The project focused on the development and investigation of theories that directly fit the ontological and linguistic intuitions we have here: as such, they should not be expressed in set-theoretic terms. But they should be rich and strong enough to do the job for which mathematical theories are usually employed.

Not many theories of this kind are known. The members of the project have used ancient approaches to spatiotemporal entities as a starting point for developing such theories. The project was simultaneously pursuing both interpretive and systematic goals.


Karl-Georg Niebergall and Jonathan Beere have worked out a formalization of the first 10 propositions of Euclid’s Elements and will extend this formalization to the remainder of Book I and then into the subsequent books. This work has achieved a number of valuable results. For instance, proposition I.4 (often known as “side-angle-side”) has long been seen as problematic.
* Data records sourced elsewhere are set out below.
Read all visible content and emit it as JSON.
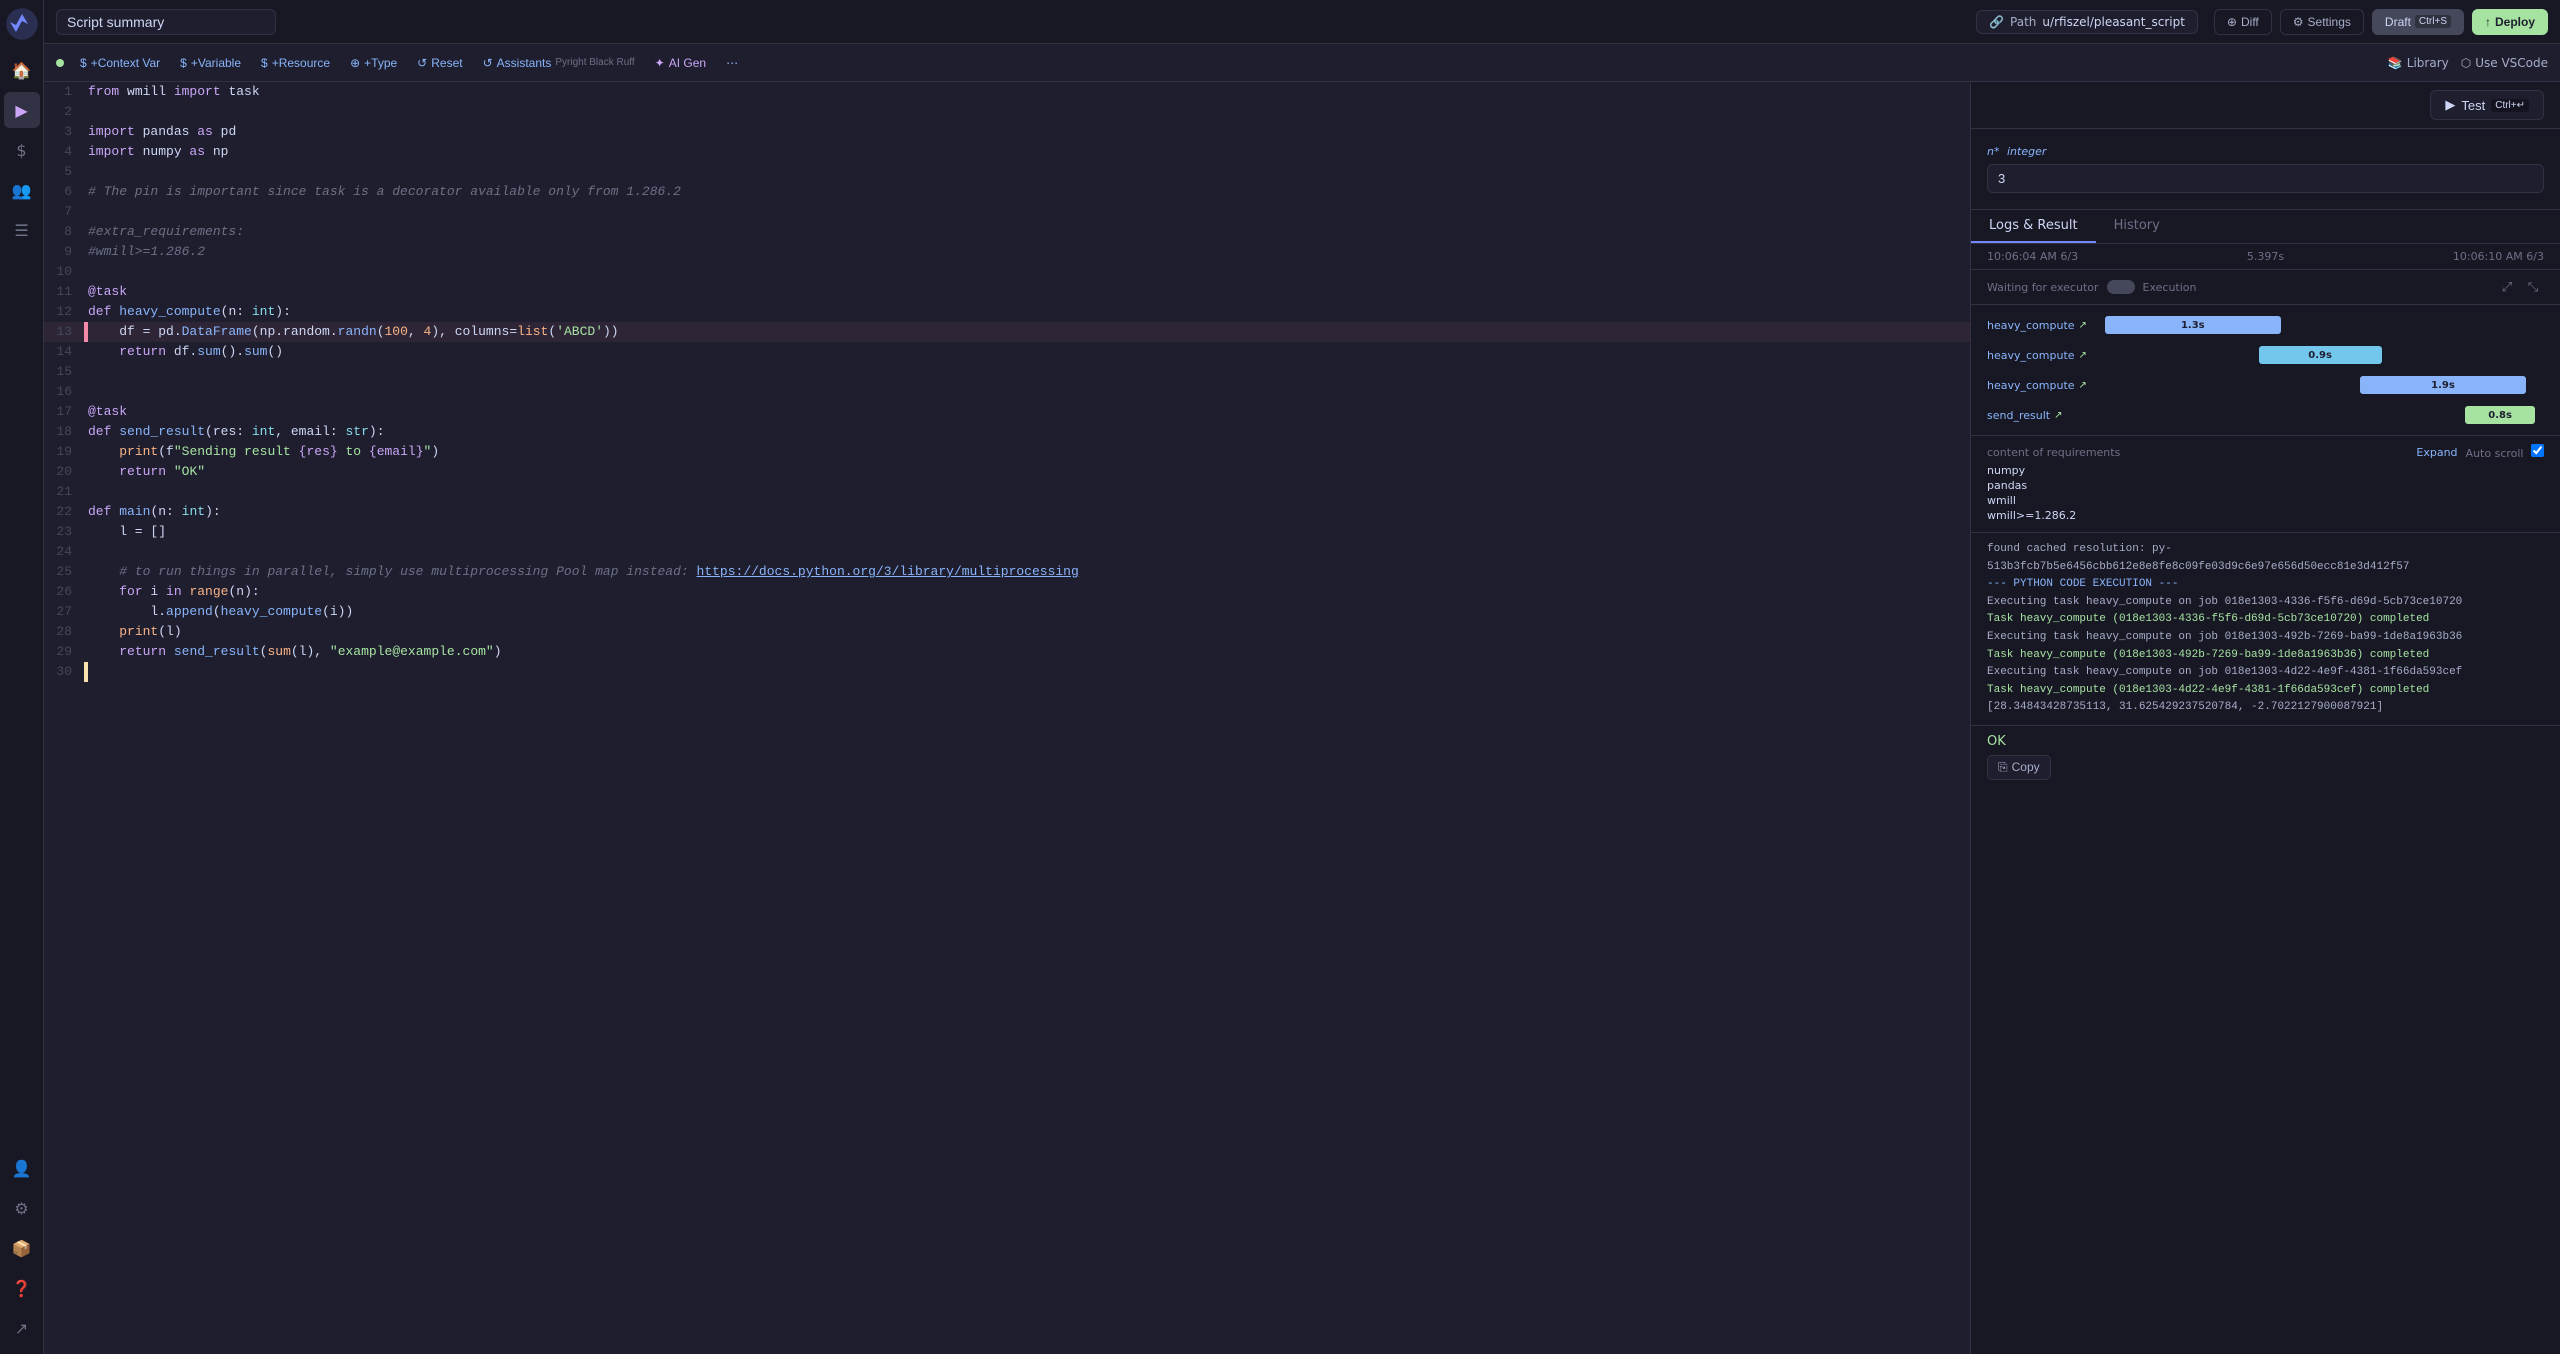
{
  "app": {
    "logo": "⚡"
  },
  "topbar": {
    "title": "Script summary",
    "path_icon": "🔗",
    "path_label": "Path",
    "path_value": "u/rfiszel/pleasant_script",
    "diff_label": "Diff",
    "settings_label": "Settings",
    "draft_label": "Draft",
    "draft_shortcut": "Ctrl+S",
    "deploy_label": "Deploy"
  },
  "toolbar": {
    "status_dot": "●",
    "context_var": "+Context Var",
    "variable": "+Variable",
    "resource": "+Resource",
    "type": "+Type",
    "reset": "Reset",
    "assistants": "Assistants",
    "assistants_sub": "Pyright Black Ruff",
    "ai_gen": "AI Gen",
    "library_label": "Library",
    "use_vscode_label": "Use VSCode"
  },
  "code_lines": [
    {
      "num": 1,
      "content": "from wmill import task",
      "marker": ""
    },
    {
      "num": 2,
      "content": "",
      "marker": ""
    },
    {
      "num": 3,
      "content": "import pandas as pd",
      "marker": ""
    },
    {
      "num": 4,
      "content": "import numpy as np",
      "marker": ""
    },
    {
      "num": 5,
      "content": "",
      "marker": ""
    },
    {
      "num": 6,
      "content": "# The pin is important since task is a decorator available only from 1.286.2",
      "marker": ""
    },
    {
      "num": 7,
      "content": "",
      "marker": ""
    },
    {
      "num": 8,
      "content": "#extra_requirements:",
      "marker": ""
    },
    {
      "num": 9,
      "content": "#wmill>=1.286.2",
      "marker": ""
    },
    {
      "num": 10,
      "content": "",
      "marker": ""
    },
    {
      "num": 11,
      "content": "@task",
      "marker": ""
    },
    {
      "num": 12,
      "content": "def heavy_compute(n: int):",
      "marker": ""
    },
    {
      "num": 13,
      "content": "    df = pd.DataFrame(np.random.randn(100, 4), columns=list('ABCD'))",
      "marker": "red"
    },
    {
      "num": 14,
      "content": "    return df.sum().sum()",
      "marker": ""
    },
    {
      "num": 15,
      "content": "",
      "marker": ""
    },
    {
      "num": 16,
      "content": "",
      "marker": ""
    },
    {
      "num": 17,
      "content": "@task",
      "marker": ""
    },
    {
      "num": 18,
      "content": "def send_result(res: int, email: str):",
      "marker": ""
    },
    {
      "num": 19,
      "content": "    print(f\"Sending result {res} to {email}\")",
      "marker": ""
    },
    {
      "num": 20,
      "content": "    return \"OK\"",
      "marker": ""
    },
    {
      "num": 21,
      "content": "",
      "marker": ""
    },
    {
      "num": 22,
      "content": "def main(n: int):",
      "marker": ""
    },
    {
      "num": 23,
      "content": "    l = []",
      "marker": ""
    },
    {
      "num": 24,
      "content": "",
      "marker": ""
    },
    {
      "num": 25,
      "content": "    # to run things in parallel, simply use multiprocessing Pool map instead: https://docs.python.org/3/library/multiprocessing",
      "marker": ""
    },
    {
      "num": 26,
      "content": "    for i in range(n):",
      "marker": ""
    },
    {
      "num": 27,
      "content": "        l.append(heavy_compute(i))",
      "marker": ""
    },
    {
      "num": 28,
      "content": "    print(l)",
      "marker": ""
    },
    {
      "num": 29,
      "content": "    return send_result(sum(l), \"example@example.com\")",
      "marker": ""
    },
    {
      "num": 30,
      "content": "",
      "marker": "yellow"
    }
  ],
  "right_panel": {
    "param_label": "n*",
    "param_type": "integer",
    "param_value": "3",
    "test_label": "Test",
    "test_shortcut": "Ctrl+↵",
    "tabs": [
      "Logs & Result",
      "History"
    ],
    "active_tab": "Logs & Result",
    "timing": {
      "start": "10:06:04 AM 6/3",
      "duration": "5.397s",
      "end": "10:06:10 AM 6/3"
    },
    "exec_status": {
      "waiting": "Waiting for executor",
      "label": "Execution"
    },
    "gantt_rows": [
      {
        "label": "heavy_compute",
        "bar_text": "1.3s",
        "bar_left": "0%",
        "bar_width": "35%",
        "bar_color": "bar-blue"
      },
      {
        "label": "heavy_compute",
        "bar_text": "0.9s",
        "bar_left": "35%",
        "bar_width": "25%",
        "bar_color": "bar-blue2"
      },
      {
        "label": "heavy_compute",
        "bar_text": "1.9s",
        "bar_left": "55%",
        "bar_width": "40%",
        "bar_color": "bar-blue"
      },
      {
        "label": "send_result",
        "bar_text": "0.8s",
        "bar_left": "80%",
        "bar_width": "18%",
        "bar_color": "bar-green"
      }
    ],
    "requirements_header": "content of requirements",
    "requirements": [
      "numpy",
      "pandas",
      "wmill",
      "wmill>=1.286.2"
    ],
    "expand_label": "Expand",
    "autoscroll_label": "Auto scroll",
    "logs": [
      "found cached resolution: py-513b3fcb7b5e6456cbb612e8e8fe8c09fe03d9c6e97e656d50ecc81e3d412f57",
      "",
      "--- PYTHON CODE EXECUTION ---",
      "",
      "Executing task heavy_compute on job 018e1303-4336-f5f6-d69d-5cb73ce10720",
      "Task heavy_compute (018e1303-4336-f5f6-d69d-5cb73ce10720) completed",
      "Executing task heavy_compute on job 018e1303-492b-7269-ba99-1de8a1963b36",
      "Task heavy_compute (018e1303-492b-7269-ba99-1de8a1963b36) completed",
      "Executing task heavy_compute on job 018e1303-4d22-4e9f-4381-1f66da593cef",
      "Task heavy_compute (018e1303-4d22-4e9f-4381-1f66da593cef) completed",
      "[28.34843428735113, 31.625429237520784, -2.7022127900087921]"
    ],
    "output_ok": "OK",
    "copy_label": "Copy"
  },
  "sidebar": {
    "icons": [
      "⚡",
      "🏠",
      "▶",
      "$",
      "👥",
      "📋",
      "👤",
      "⚙",
      "📦",
      "❓",
      "↗"
    ]
  }
}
Euclid proves it by a method of superposition, which he prefers to avoid. David Hilbert simply took proposition I.4 as an axiom. While Niebergall and Beere agree with Hilbert in being unable to find an adequate proof of I.4, their attempts to do so have revealed a close connection between the definition of angle and the proposition. Furthermore, they have introduced a distinction between the relations being-a-part and bounding. Normally, both mathematicians and logicians have treated the relation between, say, the side of a square and the square and the relationship between the square and some regions into which it is divided, as one and the same relation. Euclid seems to distinguish these relations and Niebergall and Beere follow him in this. This gives the theory a structure that is unusual and interesting from the contemporary perspective. On the one hand, the theory is mereological (involving parts and wholes). On the other hand, the theory does not treat the boundaries of objects as parts of those objects.